Ce qui se joue dans le monde et en France, ça redevient très violent pour les femmes, pour toute personne racisée, LGBT… Ça devient invivable et il faut bien trouver un moyen de s’opposer à ça. À ce propos, dans le film, elle a une autre phrase très forte : « l’objet de désir devient un objet de révolte. »
C’est là leur génie. Elles se sont dit que ce corps « objet », qui est un outil de désir dont se servent les hommes, qui les prostituent et couchent avec elles, elles allaient s’en servir comme une arme politique. Au lieu de regarder leurs seins uniquement pour assouvir leurs besoins, ils allaient les regarder pour écouter ce qu’elles avaient à leur dire. Parce qu’à la base, les Femen ne sont pas seulement féministes, elles dénonçaient la corruption.

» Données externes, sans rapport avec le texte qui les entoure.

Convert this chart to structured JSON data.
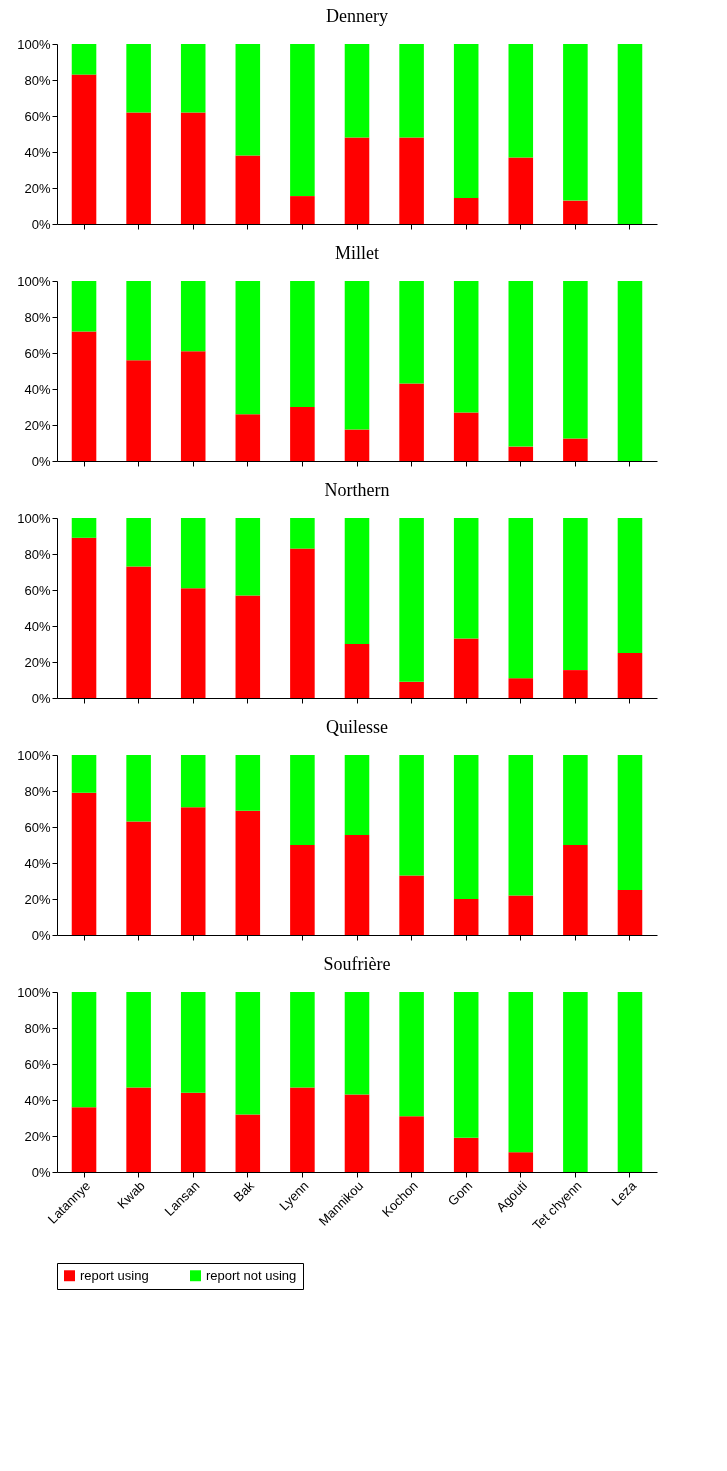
{
  "chart_data": [
    {
      "type": "bar",
      "title": "Dennery",
      "stacked": true,
      "tick_labels": "y",
      "categories": [
        "Latannye",
        "Kwab",
        "Lansan",
        "Bak",
        "Lyenn",
        "Mannikou",
        "Kochon",
        "Gom",
        "Agouti",
        "Tet chyenn",
        "Leza"
      ],
      "ylim": [
        0,
        100
      ],
      "yticks": [
        {
          "value": 0,
          "label": "0%"
        },
        {
          "value": 20,
          "label": "20%"
        },
        {
          "value": 40,
          "label": "40%"
        },
        {
          "value": 60,
          "label": "60%"
        },
        {
          "value": 80,
          "label": "80%"
        },
        {
          "value": 100,
          "label": "100%"
        }
      ],
      "series": [
        {
          "color": "#ff0000",
          "values": [
            83,
            62,
            62,
            38,
            15.5,
            48,
            48,
            14.5,
            37,
            13,
            0
          ]
        },
        {
          "color": "#00ff00",
          "values": [
            17,
            38,
            38,
            62,
            84.5,
            52,
            52,
            85.5,
            63,
            87,
            100
          ]
        }
      ]
    },
    {
      "type": "bar",
      "title": "Millet",
      "stacked": true,
      "tick_labels": "y",
      "categories": [
        "Latannye",
        "Kwab",
        "Lansan",
        "Bak",
        "Lyenn",
        "Mannikou",
        "Kochon",
        "Gom",
        "Agouti",
        "Tet chyenn",
        "Leza"
      ],
      "ylim": [
        0,
        100
      ],
      "yticks": [
        {
          "value": 0,
          "label": "0%"
        },
        {
          "value": 20,
          "label": "20%"
        },
        {
          "value": 40,
          "label": "40%"
        },
        {
          "value": 60,
          "label": "60%"
        },
        {
          "value": 80,
          "label": "80%"
        },
        {
          "value": 100,
          "label": "100%"
        }
      ],
      "series": [
        {
          "color": "#ff0000",
          "values": [
            72,
            56,
            61,
            26,
            30,
            17.5,
            43,
            27,
            8,
            12.5,
            0
          ]
        },
        {
          "color": "#00ff00",
          "values": [
            28,
            44,
            39,
            74,
            70,
            82.5,
            57,
            73,
            92,
            87.5,
            100
          ]
        }
      ]
    },
    {
      "type": "bar",
      "title": "Northern",
      "stacked": true,
      "tick_labels": "y",
      "categories": [
        "Latannye",
        "Kwab",
        "Lansan",
        "Bak",
        "Lyenn",
        "Mannikou",
        "Kochon",
        "Gom",
        "Agouti",
        "Tet chyenn",
        "Leza"
      ],
      "ylim": [
        0,
        100
      ],
      "yticks": [
        {
          "value": 0,
          "label": "0%"
        },
        {
          "value": 20,
          "label": "20%"
        },
        {
          "value": 40,
          "label": "40%"
        },
        {
          "value": 60,
          "label": "60%"
        },
        {
          "value": 80,
          "label": "80%"
        },
        {
          "value": 100,
          "label": "100%"
        }
      ],
      "series": [
        {
          "color": "#ff0000",
          "values": [
            89,
            73,
            61,
            57,
            83,
            30,
            9,
            33,
            11,
            15.5,
            25
          ]
        },
        {
          "color": "#00ff00",
          "values": [
            11,
            27,
            39,
            43,
            17,
            70,
            91,
            67,
            89,
            84.5,
            75
          ]
        }
      ]
    },
    {
      "type": "bar",
      "title": "Quilesse",
      "stacked": true,
      "tick_labels": "y",
      "categories": [
        "Latannye",
        "Kwab",
        "Lansan",
        "Bak",
        "Lyenn",
        "Mannikou",
        "Kochon",
        "Gom",
        "Agouti",
        "Tet chyenn",
        "Leza"
      ],
      "ylim": [
        0,
        100
      ],
      "yticks": [
        {
          "value": 0,
          "label": "0%"
        },
        {
          "value": 20,
          "label": "20%"
        },
        {
          "value": 40,
          "label": "40%"
        },
        {
          "value": 60,
          "label": "60%"
        },
        {
          "value": 80,
          "label": "80%"
        },
        {
          "value": 100,
          "label": "100%"
        }
      ],
      "series": [
        {
          "color": "#ff0000",
          "values": [
            79,
            63,
            71,
            69,
            50,
            55.5,
            33,
            20,
            22,
            50,
            25
          ]
        },
        {
          "color": "#00ff00",
          "values": [
            21,
            37,
            29,
            31,
            50,
            44.5,
            67,
            80,
            78,
            50,
            75
          ]
        }
      ]
    },
    {
      "type": "bar",
      "title": "Soufrière",
      "stacked": true,
      "legend": "bottom",
      "categories": [
        "Latannye",
        "Kwab",
        "Lansan",
        "Bak",
        "Lyenn",
        "Mannikou",
        "Kochon",
        "Gom",
        "Agouti",
        "Tet chyenn",
        "Leza"
      ],
      "ylim": [
        0,
        100
      ],
      "yticks": [
        {
          "value": 0,
          "label": "0%"
        },
        {
          "value": 20,
          "label": "20%"
        },
        {
          "value": 40,
          "label": "40%"
        },
        {
          "value": 60,
          "label": "60%"
        },
        {
          "value": 80,
          "label": "80%"
        },
        {
          "value": 100,
          "label": "100%"
        }
      ],
      "series": [
        {
          "name": "report using",
          "color": "#ff0000",
          "values": [
            36,
            47,
            44,
            32,
            47,
            43,
            31,
            19,
            11,
            0,
            0
          ]
        },
        {
          "name": "report not using",
          "color": "#00ff00",
          "values": [
            64,
            53,
            56,
            68,
            53,
            57,
            69,
            81,
            89,
            100,
            100
          ]
        }
      ]
    }
  ]
}
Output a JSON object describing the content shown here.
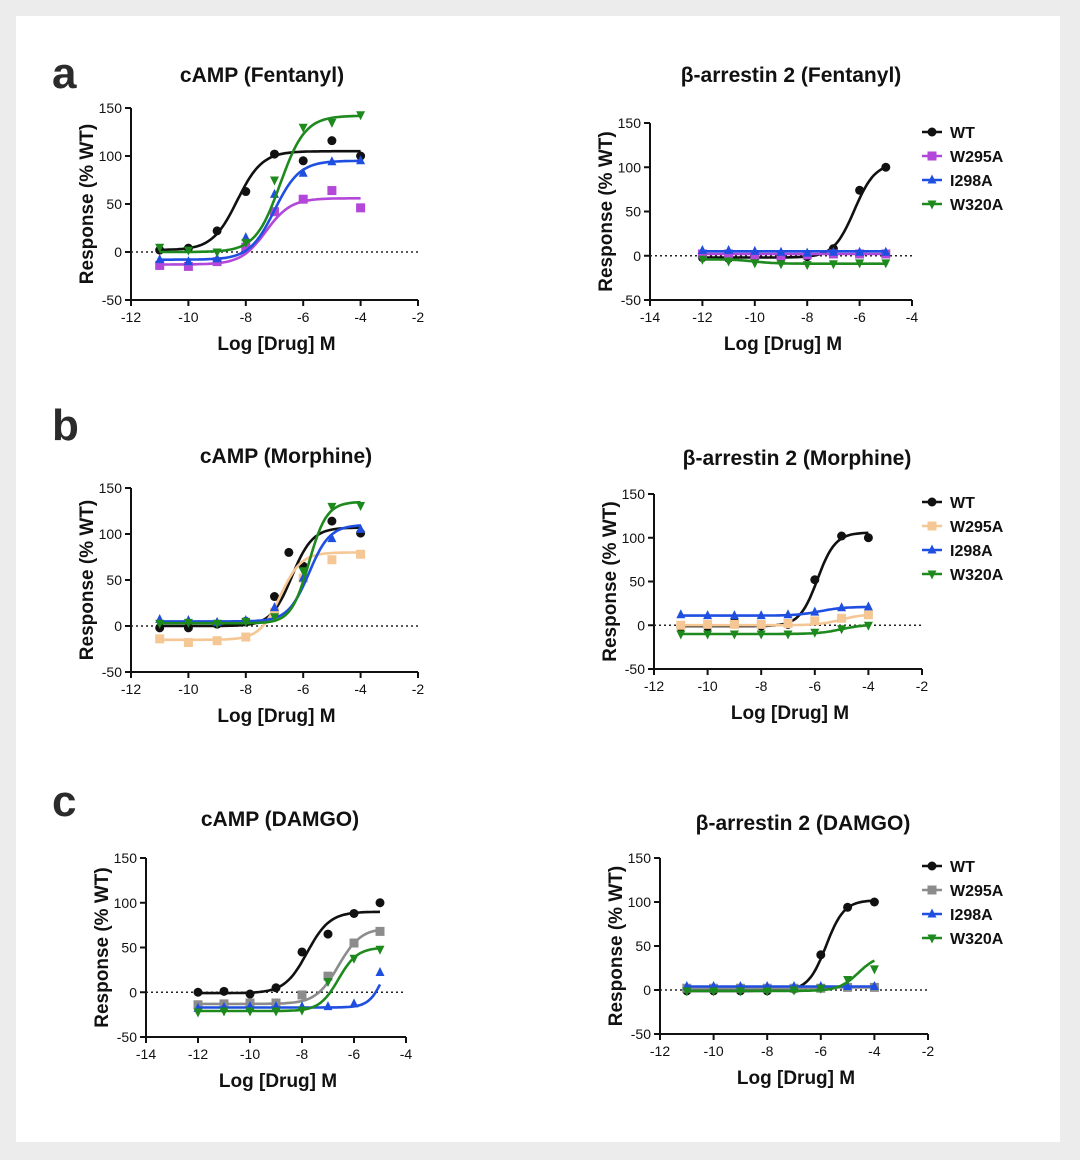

C’est d’ailleurs très intéressant de raconter comment elles ont trouvé le nom « FE-MEN », dans un moment de légèreté, assez festif, et qui nait d’une volonté d’égalité, de justice.
Oui. Féminin-masculin. Ce n’était pas un mouvement contre les hommes, elles voulaient l’égalité. Et leur révolte, c’était contre l’injustice. Pour la scène du film, je l’ai inventée, mais j’ai lu à plusieurs reprises qu’elles avaient trouvé le nom dans ce bar où elles allaient souvent, quand elles avaient 17-18 ans.
Votre film aura ce mérite de remettre les choses en ordre et le bon regard sur leurs motivations, tout en racontant le destin d’Oksana.
C’est pour ça que je voulais faire le film coûte que coûte. Et j’ai beaucoup appris de mes actrices, elles sont incroyables. Elles ont beaucoup apporté d’elles, de ce qu’elles savaient d’Oksana. On a beaucoup discuté ensemble, c’était une véritable rencontre, très forte. Elles sont incroyables ! Pourtant, elles sont arrivées à Paris dans le même état de traumatisme que celui d’Oksana et ses amies. Elles venaient de subir un an et demi de guerre, elles étaient exténuées psychologiquement. C’est un stress post-traumatique permanent. Faire ce film, ça ressemblait pour elles à une trêve. Mais elles avaient souvent envie de rentrer chez elles, de voir leurs proches pour qui elles s’inquiétaient. Comme Oksana dans le film.